There are basically two main ecosystems for mobile phones today: Apple’s iOS and Google’s Android. Both of them are well on their way to ditching the 3.5mm socket altogether.

At its developer conference last year, during a talk on designing accessories for the iPad and iPhone, Apple announced it was working on headphones that connect via the Lightning port. That odd, proprietary socket that replaced the original 30-pin iPod connector now provides audio as well as power.

Philips was first to develop a pair: the Fidelio M2L. So, just when you thought Apple couldn’t be any more of a walled garden, there now exist headphones that work only on its devices.

Perhaps it was a deliberate measure by Apple to not be the first to launch such a product through its recently acquired Beats brand, to avoid the same accusations of profiteering that cropped up when it dropped 30-pin connectors for Lightning. Certainly, much of Beats’ $3 billion price tag could be recouped if every iPhone owner bought a new set of Lightning-equipped headphones.

The latest version of Google’s Android operating system, known as Lollipop, also includes support for USB audio. This is effectively the same thing as Apple’s new feature but with a universal USB plug rather than proprietary connector.

headphonesFlickr/Garry Knight

What do these features mean for audio? Unlike a traditional headphone wire, which carries the analog signals produced by a chip inside the phone, the new headphones will take digital audio and convert it to an analog signal only when it reaches the speakers next to the ear.

In theory, if you buy decent headphones, this will provide better quality: not only will that DAC (digital to analog converter) most likely be better quality, but there will be less degradation along the wire thanks to digital error correction.

It could also allow phones to be made even thinner, as the round headphone socket is increasingly the bulkiest component, in terms of width, in svelte handsets. Whether or not we really need thinner phones when customers are complaining that their handsets bend in their pockets is another matter, but it certainly makes for easy marketing.

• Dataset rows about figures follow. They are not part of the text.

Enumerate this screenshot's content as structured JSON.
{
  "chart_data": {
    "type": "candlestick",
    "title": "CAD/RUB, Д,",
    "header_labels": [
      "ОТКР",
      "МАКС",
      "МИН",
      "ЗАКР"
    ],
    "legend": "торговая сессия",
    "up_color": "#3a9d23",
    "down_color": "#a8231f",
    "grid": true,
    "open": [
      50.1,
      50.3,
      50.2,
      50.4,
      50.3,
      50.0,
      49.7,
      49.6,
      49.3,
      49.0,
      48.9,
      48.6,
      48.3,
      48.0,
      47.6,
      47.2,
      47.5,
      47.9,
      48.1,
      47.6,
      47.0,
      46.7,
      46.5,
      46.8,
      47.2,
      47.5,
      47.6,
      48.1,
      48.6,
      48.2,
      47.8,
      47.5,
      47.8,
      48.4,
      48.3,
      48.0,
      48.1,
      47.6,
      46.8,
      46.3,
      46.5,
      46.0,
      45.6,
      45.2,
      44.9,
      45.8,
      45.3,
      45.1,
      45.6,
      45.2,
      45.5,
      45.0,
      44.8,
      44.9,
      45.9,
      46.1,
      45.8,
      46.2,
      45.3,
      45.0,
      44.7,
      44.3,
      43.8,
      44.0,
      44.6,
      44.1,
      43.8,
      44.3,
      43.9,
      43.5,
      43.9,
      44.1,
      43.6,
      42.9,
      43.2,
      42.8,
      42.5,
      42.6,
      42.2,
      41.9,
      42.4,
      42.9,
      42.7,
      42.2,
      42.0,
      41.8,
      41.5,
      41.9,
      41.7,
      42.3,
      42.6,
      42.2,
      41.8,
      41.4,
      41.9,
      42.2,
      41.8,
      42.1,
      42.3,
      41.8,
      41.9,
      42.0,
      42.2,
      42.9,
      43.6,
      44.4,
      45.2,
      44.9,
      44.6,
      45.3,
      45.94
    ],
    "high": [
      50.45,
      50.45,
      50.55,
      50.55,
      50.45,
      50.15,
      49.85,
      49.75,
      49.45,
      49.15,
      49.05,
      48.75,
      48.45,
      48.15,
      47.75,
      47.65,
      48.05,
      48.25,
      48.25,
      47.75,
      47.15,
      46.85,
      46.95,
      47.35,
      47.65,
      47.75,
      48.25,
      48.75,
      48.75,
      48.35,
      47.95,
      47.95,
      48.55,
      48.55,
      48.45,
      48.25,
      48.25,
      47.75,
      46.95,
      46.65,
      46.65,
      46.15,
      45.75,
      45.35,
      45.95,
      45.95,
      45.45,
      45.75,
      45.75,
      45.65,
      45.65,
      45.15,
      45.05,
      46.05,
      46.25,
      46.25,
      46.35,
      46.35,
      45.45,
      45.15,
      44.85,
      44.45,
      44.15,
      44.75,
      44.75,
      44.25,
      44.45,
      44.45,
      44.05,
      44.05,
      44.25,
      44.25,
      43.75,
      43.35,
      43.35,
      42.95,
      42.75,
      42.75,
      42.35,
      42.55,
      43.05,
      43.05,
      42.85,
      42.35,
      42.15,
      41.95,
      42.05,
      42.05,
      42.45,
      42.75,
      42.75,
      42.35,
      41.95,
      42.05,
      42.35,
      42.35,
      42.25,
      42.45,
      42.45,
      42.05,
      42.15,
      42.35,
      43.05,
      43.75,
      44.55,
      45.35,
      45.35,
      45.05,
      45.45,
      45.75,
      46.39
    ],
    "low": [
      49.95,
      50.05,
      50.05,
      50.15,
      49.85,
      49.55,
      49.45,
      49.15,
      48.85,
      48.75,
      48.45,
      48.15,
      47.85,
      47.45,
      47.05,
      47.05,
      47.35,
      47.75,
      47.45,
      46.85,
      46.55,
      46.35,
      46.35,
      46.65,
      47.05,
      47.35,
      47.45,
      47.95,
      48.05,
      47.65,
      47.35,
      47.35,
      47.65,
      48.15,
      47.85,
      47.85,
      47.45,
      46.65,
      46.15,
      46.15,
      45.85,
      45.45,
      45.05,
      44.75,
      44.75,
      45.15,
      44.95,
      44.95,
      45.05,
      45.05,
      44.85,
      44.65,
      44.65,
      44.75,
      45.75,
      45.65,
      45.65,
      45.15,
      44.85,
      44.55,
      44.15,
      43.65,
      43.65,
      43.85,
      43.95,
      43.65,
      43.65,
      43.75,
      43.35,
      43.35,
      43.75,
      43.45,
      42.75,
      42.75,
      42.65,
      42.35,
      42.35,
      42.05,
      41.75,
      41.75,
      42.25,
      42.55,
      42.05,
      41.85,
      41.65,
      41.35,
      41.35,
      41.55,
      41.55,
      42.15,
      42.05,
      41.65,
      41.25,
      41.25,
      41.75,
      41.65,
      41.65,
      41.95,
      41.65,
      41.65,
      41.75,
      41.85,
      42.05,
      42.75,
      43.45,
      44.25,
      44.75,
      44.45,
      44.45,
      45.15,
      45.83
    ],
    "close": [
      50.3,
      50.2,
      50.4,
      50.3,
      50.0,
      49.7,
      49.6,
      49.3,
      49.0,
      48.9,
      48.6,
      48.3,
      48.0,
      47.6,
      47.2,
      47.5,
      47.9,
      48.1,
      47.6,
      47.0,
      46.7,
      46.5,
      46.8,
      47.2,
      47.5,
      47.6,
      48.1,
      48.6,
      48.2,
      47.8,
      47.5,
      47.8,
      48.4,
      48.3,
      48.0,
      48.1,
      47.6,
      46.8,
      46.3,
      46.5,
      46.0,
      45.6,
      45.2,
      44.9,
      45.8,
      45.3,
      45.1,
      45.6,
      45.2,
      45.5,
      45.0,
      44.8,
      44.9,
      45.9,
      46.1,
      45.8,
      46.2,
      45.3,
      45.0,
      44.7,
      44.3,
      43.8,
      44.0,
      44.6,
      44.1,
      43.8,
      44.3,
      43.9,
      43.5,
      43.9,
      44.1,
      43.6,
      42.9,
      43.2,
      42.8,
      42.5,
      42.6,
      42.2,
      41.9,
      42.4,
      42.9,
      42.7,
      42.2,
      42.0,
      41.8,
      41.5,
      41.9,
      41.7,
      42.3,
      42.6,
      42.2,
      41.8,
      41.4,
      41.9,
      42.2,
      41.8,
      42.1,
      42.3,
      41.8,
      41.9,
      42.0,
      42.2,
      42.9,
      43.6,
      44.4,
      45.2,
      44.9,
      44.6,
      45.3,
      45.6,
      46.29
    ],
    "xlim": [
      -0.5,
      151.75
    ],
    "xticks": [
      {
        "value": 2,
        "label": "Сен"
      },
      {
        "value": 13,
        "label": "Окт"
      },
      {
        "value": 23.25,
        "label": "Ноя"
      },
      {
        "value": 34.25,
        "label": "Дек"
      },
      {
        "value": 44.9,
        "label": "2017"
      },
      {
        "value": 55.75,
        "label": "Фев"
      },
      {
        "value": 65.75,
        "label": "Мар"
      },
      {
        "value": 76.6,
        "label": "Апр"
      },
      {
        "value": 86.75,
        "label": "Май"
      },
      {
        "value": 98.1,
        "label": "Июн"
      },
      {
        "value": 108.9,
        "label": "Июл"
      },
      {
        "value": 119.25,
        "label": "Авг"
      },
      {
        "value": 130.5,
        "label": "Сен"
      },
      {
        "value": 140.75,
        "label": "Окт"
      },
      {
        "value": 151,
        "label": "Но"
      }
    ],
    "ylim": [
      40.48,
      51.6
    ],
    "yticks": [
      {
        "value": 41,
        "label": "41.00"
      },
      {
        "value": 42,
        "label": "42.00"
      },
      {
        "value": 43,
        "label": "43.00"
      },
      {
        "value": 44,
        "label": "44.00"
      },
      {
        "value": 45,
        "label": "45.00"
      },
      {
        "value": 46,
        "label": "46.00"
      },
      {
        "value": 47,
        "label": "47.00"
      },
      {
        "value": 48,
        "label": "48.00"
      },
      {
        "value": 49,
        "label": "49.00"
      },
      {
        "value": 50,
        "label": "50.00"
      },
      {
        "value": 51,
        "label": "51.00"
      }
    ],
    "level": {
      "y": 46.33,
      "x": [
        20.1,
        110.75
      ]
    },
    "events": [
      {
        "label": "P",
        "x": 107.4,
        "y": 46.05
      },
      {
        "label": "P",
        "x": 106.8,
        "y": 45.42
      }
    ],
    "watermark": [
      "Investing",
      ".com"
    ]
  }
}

Another benefit is that noise-canceling headphones could draw power from the phone over the wire, as Philips has already taken advantage of, eliminating the need to charge yet more batteries. There’s also the ability to have a microphone on the same cable, and all sorts of buttons to control playback. You could even have apps running on the phone that tweak settings on the headphones, adjusting bass or treble.

So the advantages are clear and numerous, but there are also downsides: how do you charge your phone and listen to music at the same time when your charger and headphones use the same socket? Not a deal-breaker, but still an issue.

Most importantly, your current and potentially new and expensive headphones will become obsolete. You could use an adapter, but that’s far from ideal and will cost you on top of your phone.

Thankfully, this isn’t going to happen tomorrow. Although there’s nothing to stop you splashing out on digital headphones now if you want to adopt early.

The iPhone, for instance, alternates between a partial refresh and a total redesign with each new model. We had the 6 and 6 Plus in September and will most likely get the refreshed “6S” this year, so it’s easy to imagine the “iPhone 7″ losing its 3.5mm socket in September 2016.

Apple didn’t respond to a request for comment on this story, so we’ll have to speculate.

You’re probably more likely to retain a 3.5mm socket for longer if you use Android, as there’s a wide range of manufacturers on the platform, so you can choose the one that retains the plug longest.

The really interesting thing will be to see when manufacturers ditch the Lightning and USB ports entirely.

Wireless charging can already handle topping-up our batteries, and Bluetooth can deal with audio and peripherals. Losing the ports will also make devices sleeker and easier to waterproof.

So while it looks certain that the 3.5mm socket will become an anachronism within a couple of generations of phone, the USB and Lightning port may not be too far behind, and the headphones that you bought to replace the ones that became obsolete will also become obsolete. Such is the way of technology.